I think what bothers me the most is that the people producing it don’t seem to think anything of the fact that we’ve been eating deodorized, rancid cooking oil for decades. Beyond disgusting.

Healthier Choices

Here are a few things you can do to include truly healthful fats in your diet (a must for overall health):

  • Perhaps it’s obvious but it bears repeating: Don’t eat non-food products that masquerade as food but are actually made of chemicals. (For example, check  the carton next time you buy ice cream. If it says “frozen dessert” it’s likely a petroleum by-product, not food.)
  • Don’t eat oils that are perfectly clear, practically odourless, and stored in plastic. They’re nasty (see first item in initial list).
  • Purchase oils that are cold-pressed and stored in dark coloured glass.
  • Keep your more fragile oils in the refrigerator or at the very least in a cool, dark cupboard.
  • Know the smoke point for the fats you use and stay below them when cooking. Cooking at lower heat for slightly longer is better.
  • Use organic butter. You’re worth it.
  • Go easy on the dairy and choose organic when you do. Remember, you’re eating what those cows were injected with.

It’s impossible to completely avoid “bad” fats but it’s crazy not to remove them from our diet where and when we can by make small, easy changes to our buying and cooking habits.

Margarine Alternative

As a final tip, if you’re hooked on margarine because it’s so dang easy to spread but you’re rethinking the logic, try 1 part organic butter/1 part olive oil. Bring the butter to room temperature then mix with the olive oil. Refrigerate and use as needed, it spreads like margarine.

Thoughts on Food, Inc.

I watched Food, Inc. last night and enjoyed it in a horrifying, “Gross, I just bought chicken. I wasn’t thinking about how it’s farmed when I made the impulse, grocery store purchase. Now I don’t know if I can actually eat it” sort of way.

Much of the information was nothing new from what I’ve seen in other similar documentaries such as Our Daily Bread (warning: do not eat in front of the TV) and the Supermarket Secrets exposé series from the UK (don’t get all superior, the exact same things happen here).

I assure you, I may have seen much of it before, but it’s no less disgusting and infuriating. Whether we’re talking about how animals are “farmed” — and I use the term loosely — or the Big Brother tactics of seed companies, or even industry/legislator incest in food regulation, I hope we start waking up en masse to the seriousness of these issues. Sooner than later.

There were a couple of angles in the film I particularly appreciated. First was an interview with Gary Hirschberg, CEO of Stonyfield Farm organic yogurt company, especially the extended version in the special features section of the DVD. He talks about the power of consumers and business to shape how industry and mega-corporations behave, in this case Wal-Mart.

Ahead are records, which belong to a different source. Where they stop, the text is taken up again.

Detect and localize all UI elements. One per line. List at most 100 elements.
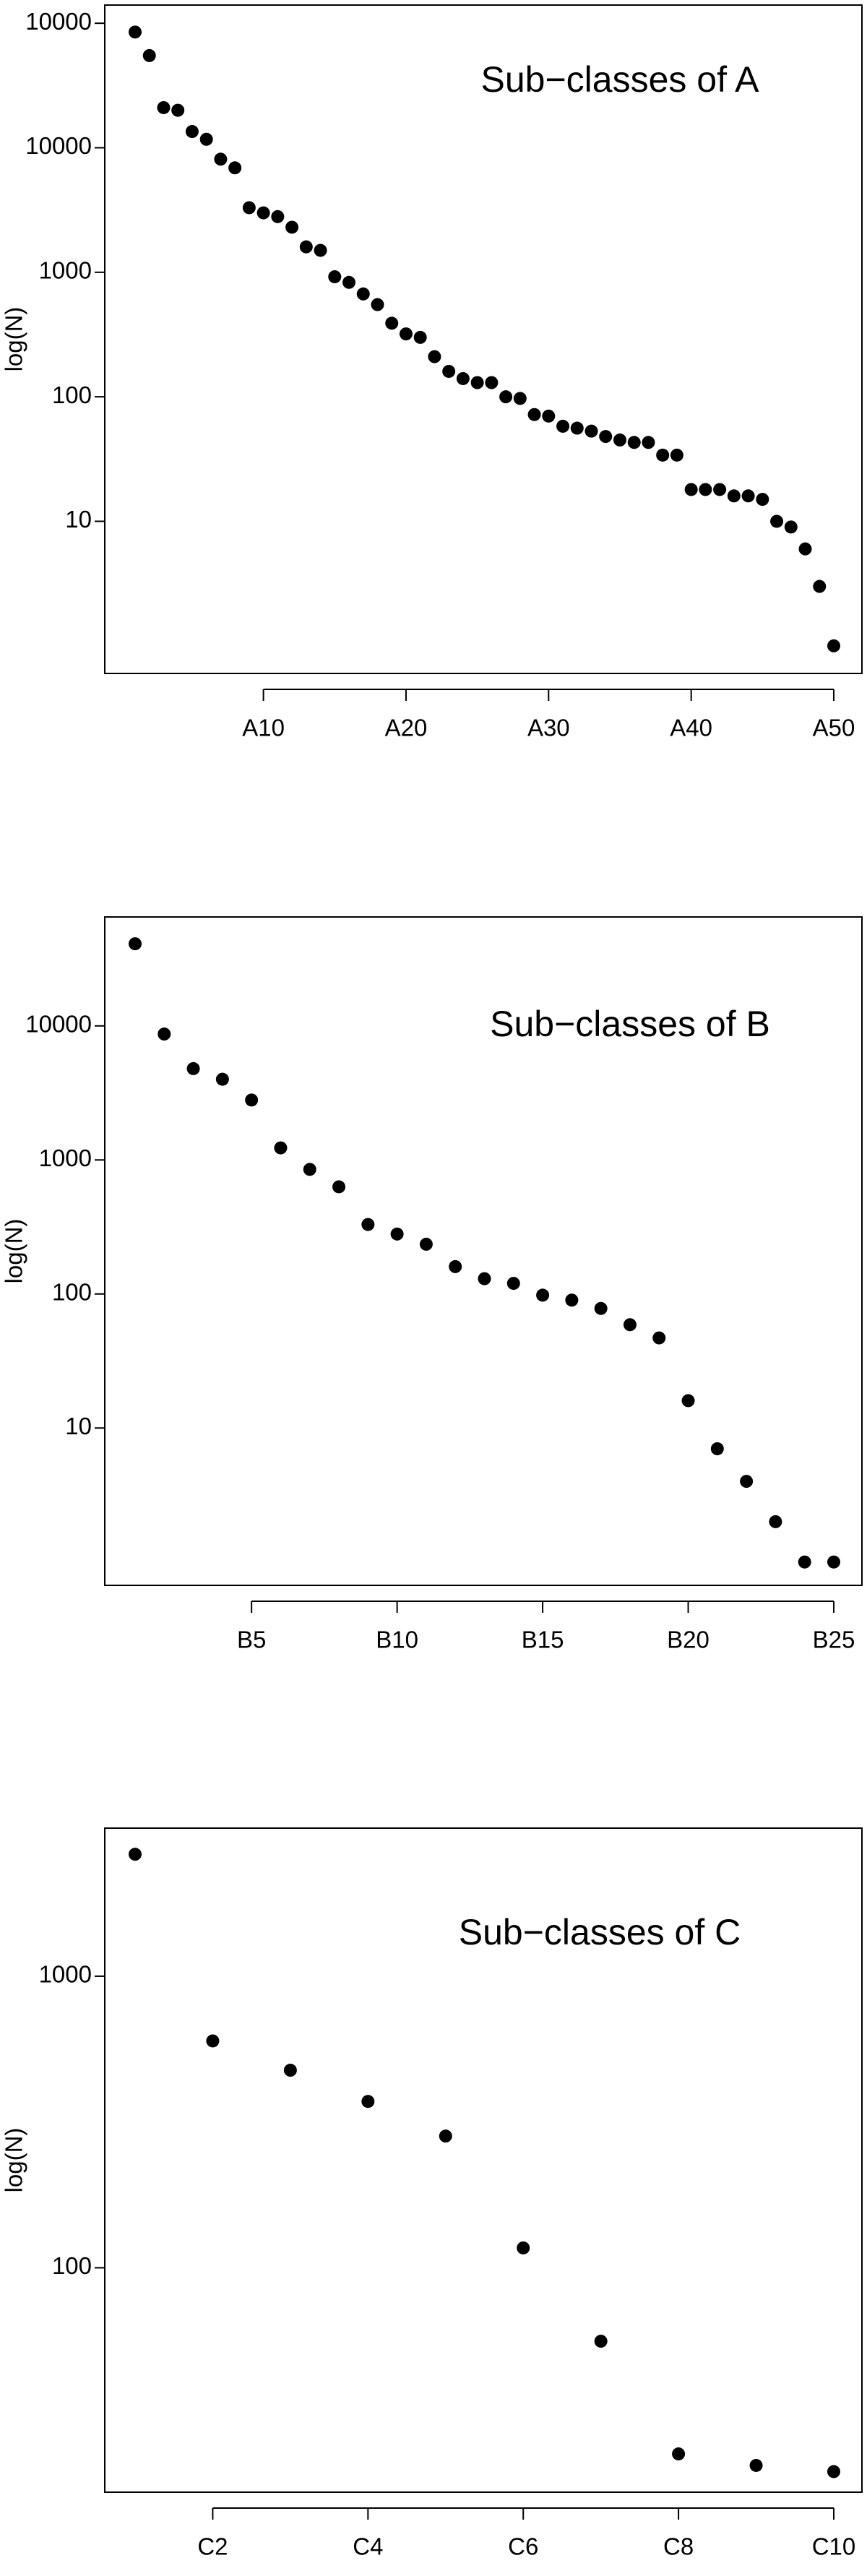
data-point [186, 1061, 200, 1075]
data-point [399, 327, 413, 341]
data-point [285, 220, 299, 234]
data-point [361, 1218, 375, 1231]
y-tick-label: 10000 [25, 8, 92, 35]
data-point [699, 483, 712, 496]
data-point [478, 1272, 491, 1285]
data-point [670, 448, 683, 462]
chart-title: Sub−classes of B [490, 1004, 770, 1044]
x-tick-label: C2 [197, 2533, 228, 2560]
data-point [749, 2458, 763, 2472]
data-point [827, 1555, 840, 1569]
data-point [613, 433, 626, 447]
data-point [784, 520, 798, 534]
data-point [827, 639, 840, 652]
data-point [813, 580, 827, 593]
data-point [627, 436, 641, 449]
data-point [456, 371, 470, 385]
x-tick-label: A20 [385, 715, 428, 741]
data-point [499, 390, 513, 404]
data-point [585, 424, 598, 438]
x-tick-label: B20 [667, 1627, 709, 1653]
data-point [206, 2034, 220, 2048]
data-point [283, 2064, 297, 2077]
data-point [361, 2095, 375, 2108]
y-tick-label: 1000 [39, 1145, 92, 1171]
data-point [798, 1555, 811, 1569]
data-point [158, 1028, 171, 1041]
data-point [428, 350, 441, 363]
y-tick-label: 10 [65, 1413, 92, 1439]
data-point [157, 100, 171, 114]
y-tick-label: 100 [52, 1278, 92, 1305]
y-axis-label: log(N) [1, 2128, 27, 2193]
y-axis-label: log(N) [1, 1219, 27, 1284]
x-tick-label: C8 [663, 2533, 694, 2560]
x-tick-label: C10 [812, 2533, 856, 2560]
data-point [142, 48, 156, 62]
data-point [642, 436, 655, 449]
data-point [652, 1331, 666, 1345]
plot-frame [104, 916, 863, 1586]
data-point [727, 489, 741, 503]
x-tick-label: B15 [522, 1627, 564, 1653]
data-point [199, 132, 213, 146]
x-tick-label: A40 [670, 715, 712, 741]
y-tick-label: 100 [52, 382, 92, 408]
data-point [672, 2447, 686, 2461]
data-point [623, 1318, 637, 1332]
data-point [242, 201, 256, 215]
data-point [245, 1093, 259, 1107]
data-point [328, 270, 342, 284]
data-point [827, 2465, 840, 2478]
data-point [594, 1301, 608, 1315]
plot-frame [104, 4, 863, 674]
x-tick-label: B10 [376, 1627, 418, 1653]
data-point [129, 937, 142, 951]
data-point [439, 2129, 452, 2143]
data-point [756, 493, 769, 507]
data-point [513, 392, 527, 405]
data-point [485, 376, 499, 389]
data-point [356, 287, 370, 301]
data-point [413, 330, 427, 344]
data-point [299, 240, 313, 254]
x-tick-label: A50 [813, 715, 855, 741]
x-tick-label: A10 [242, 715, 285, 741]
data-point [798, 542, 812, 556]
data-point [713, 483, 727, 496]
data-point [228, 161, 242, 175]
data-point [314, 244, 327, 257]
data-point [332, 1180, 346, 1194]
y-tick-label: 10000 [25, 1011, 92, 1038]
y-tick-label: 1000 [39, 1961, 92, 1988]
chart-title: Sub−classes of C [459, 1912, 741, 1952]
data-point [185, 125, 199, 139]
data-point [656, 448, 670, 462]
data-point [740, 1475, 754, 1489]
data-point [599, 430, 613, 444]
data-point [594, 2335, 608, 2348]
data-point [385, 316, 399, 330]
data-point [536, 1288, 550, 1302]
data-point [684, 483, 698, 496]
data-point [215, 1072, 229, 1086]
data-point [419, 1237, 433, 1251]
x-tick-label: A30 [527, 715, 570, 741]
y-tick-label: 10 [65, 506, 92, 533]
x-tick-label: C4 [353, 2533, 383, 2560]
data-point [303, 1163, 316, 1176]
data-point [710, 1442, 724, 1455]
data-point [256, 206, 270, 220]
data-point [390, 1227, 404, 1241]
data-point [442, 364, 456, 378]
data-point [274, 1141, 288, 1155]
y-tick-label: 10000 [25, 132, 92, 159]
x-tick-label: B25 [813, 1627, 855, 1653]
data-point [271, 210, 285, 223]
data-point [506, 1277, 520, 1291]
x-tick-label: C6 [508, 2533, 538, 2560]
y-tick-label: 1000 [39, 257, 92, 284]
data-point [342, 275, 356, 289]
data-point [542, 409, 556, 423]
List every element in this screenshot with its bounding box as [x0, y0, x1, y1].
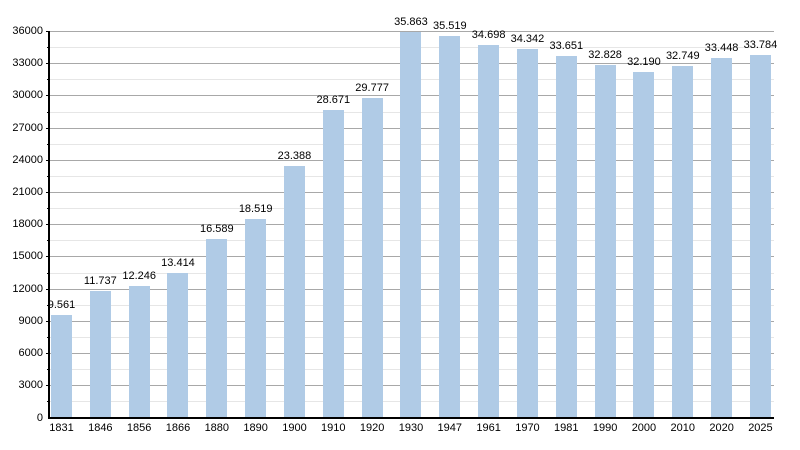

When Wal-Mart gets on the organic food bandwagon you know the concept has gone mainstream. They are in it for the profit, without a doubt, but that profit is driven by consumers. And the side effect is many more tons of pesticide and poison NOT spilling into our watersheds, as well as less crap in our food. How is that a bad thing? (Watch for a brilliant clip where a farmers happily tells Wal-Mart execs who’ve come to visit, “Wow, I’ve never even been in a Wal-Mart store, we boycott them.”)

Another great element of the film is dialogue with a farmer who clearly describes the benefits both health and environmental of choosing small scale, integrated farming methods. Watch for the description of how keeping cows, pigs and chickens together creates mutually beneficial side effects and reduces the need for artificial interference with medication and chemicals. Again, it’s worth watching the extended interview.

And finally, my favourite thing about Food, Inc. was how, after showcasing the sorry state of affairs, they wrap things up on a high note with a list of things anyone can start doing right now to vote with their dollars. The film does an excellent job of highlighting many of the entwined issues surrounding food security, then offering ways for you and I to get involved and contribute to resolving the problem. And it’s not even that hard!